Philip Gloria and Barkono Grill: Local Flavours, Modern Markets
In northern Nigeria, Philip Gloria’s Barkono Grill is helping redefine how traditional barbecue and suya-inspired products reach contemporary consumers.
By blending indigenous flavours with modern presentation and business practices, Barkono Grill illustrates how local culinary heritage can become commercially competitive.
Around the world, some of the most successful food brands emerged not by abandoning tradition but by packaging it differently.
Japan commercialised sushi. Mexico globalised tacos. South Korea exported kimchi. Nigeria’s grilling traditions possess similar potential.

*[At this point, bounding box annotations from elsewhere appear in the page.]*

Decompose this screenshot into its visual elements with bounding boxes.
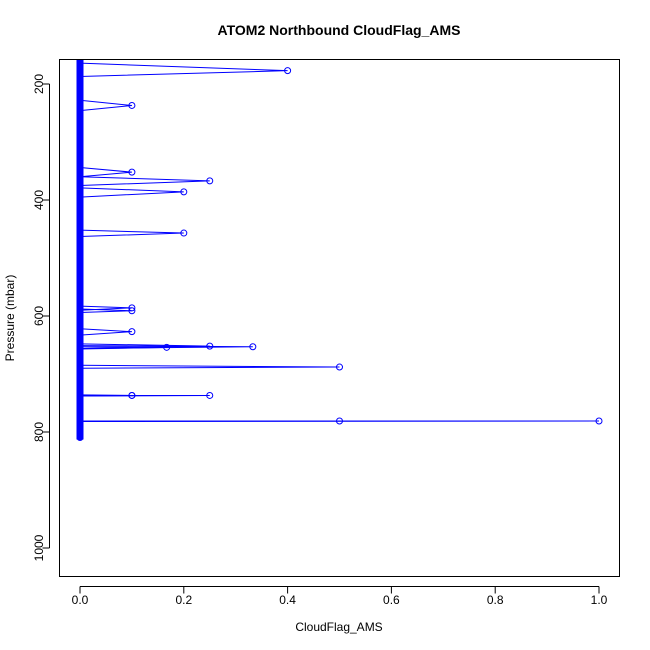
plot-frame xyxy=(59,59,620,577)
series-line-segment xyxy=(79,176,210,186)
data-point xyxy=(595,417,603,425)
y-tick-label: 200 xyxy=(32,74,46,94)
series-line-segment xyxy=(79,364,340,369)
plot-area xyxy=(76,60,603,442)
x-tick-label: 0.4 xyxy=(279,593,296,607)
y-tick-label: 1000 xyxy=(32,534,46,561)
x-axis: 0.0 0.2 0.4 0.6 0.8 1.0 xyxy=(72,586,608,607)
x-tick-label: 1.0 xyxy=(591,593,608,607)
series-line-segment xyxy=(79,420,600,423)
data-point xyxy=(206,391,214,399)
data-point xyxy=(336,363,343,371)
series-baseline-end xyxy=(76,434,84,442)
x-tick-label: 0.2 xyxy=(175,593,192,607)
y-tick-label: 600 xyxy=(32,306,46,326)
chart-title: ATOM2 Northbound CloudFlag_AMS xyxy=(218,22,461,38)
series-line-segment xyxy=(79,346,167,350)
y-axis-label: Pressure (mbar) xyxy=(3,275,17,362)
data-point xyxy=(336,417,343,425)
series-line-segment xyxy=(79,394,132,397)
x-tick-label: 0.0 xyxy=(72,593,89,607)
data-point xyxy=(128,304,136,312)
x-tick-label: 0.6 xyxy=(383,593,400,607)
data-point xyxy=(206,177,214,185)
y-tick-label: 400 xyxy=(32,190,46,210)
series-line-segment xyxy=(79,167,132,178)
data-point xyxy=(206,342,214,350)
data-point xyxy=(249,343,257,351)
series-line-segment xyxy=(79,99,132,112)
data-point xyxy=(128,391,136,399)
x-tick-label: 0.8 xyxy=(487,593,504,607)
data-point xyxy=(284,67,292,75)
y-tick-label: 800 xyxy=(32,422,46,442)
data-point xyxy=(180,188,188,196)
data-point xyxy=(128,307,136,315)
series-line-segment xyxy=(79,328,132,336)
x-axis-label: CloudFlag_AMS xyxy=(295,620,382,634)
y-axis: 200 400 600 800 1000 xyxy=(32,74,50,561)
data-point xyxy=(128,101,136,109)
series-line-segment xyxy=(79,308,132,314)
series-line-segment xyxy=(79,187,184,198)
data-point xyxy=(163,343,171,351)
series-line-segment xyxy=(79,62,288,77)
data-point xyxy=(180,229,188,237)
data-point xyxy=(128,168,136,176)
series-line-segment xyxy=(79,229,184,238)
data-point xyxy=(128,328,136,336)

The challenge is not the product. The challenge is building brands, distribution networks, quality standards, and customer trust around it. Entrepreneurs like Gloria are taking early steps in that direction.
The Untapped Opportunity
The global barbecue market is worth tens of billions of dollars annually, spanning restaurants, outdoor cooking equipment, sauces, seasonings, catering services, food festivals, and tourism experiences.
Nigeria possesses many of the ingredients needed to build its own version of that ecosystem. The country has one of Africa’s largest livestock markets.
It produces spices and agricultural products essential to grilling. Its hospitality and events sectors continue to expand.
Its population is young, urbanising, and increasingly interested in food experiences. Yet much of the industry’s economic potential remains underdeveloped.
Few local grill brands operate at national scale. Dedicated barbecue supply chains remain limited. Equipment manufacturing is still emerging.
Food tourism centred around Nigerian grilling traditions remains largely untapped. These gaps represent opportunities.
More Than Food
At first glance, grilling appears to be about meat. In reality, it is about much more.
Every successful grill business creates demand for cattle, poultry, fish, spices, charcoal, packaging, logistics, hospitality, event management, equipment fabrication, marketing, and skilled labour.
It is a value chain. And value chains are how economies grow.
The entrepreneurs leading Nigeria’s grill economy may not receive the same attention as technology founders or industrial magnates.
But they are demonstrating something equally important. That local culture can become local industry. That traditional skills can become modern enterprises.
And that sometimes the path to economic transformation begins not in a boardroom or policy document – but around a fire, with smoke rising into the evening sky.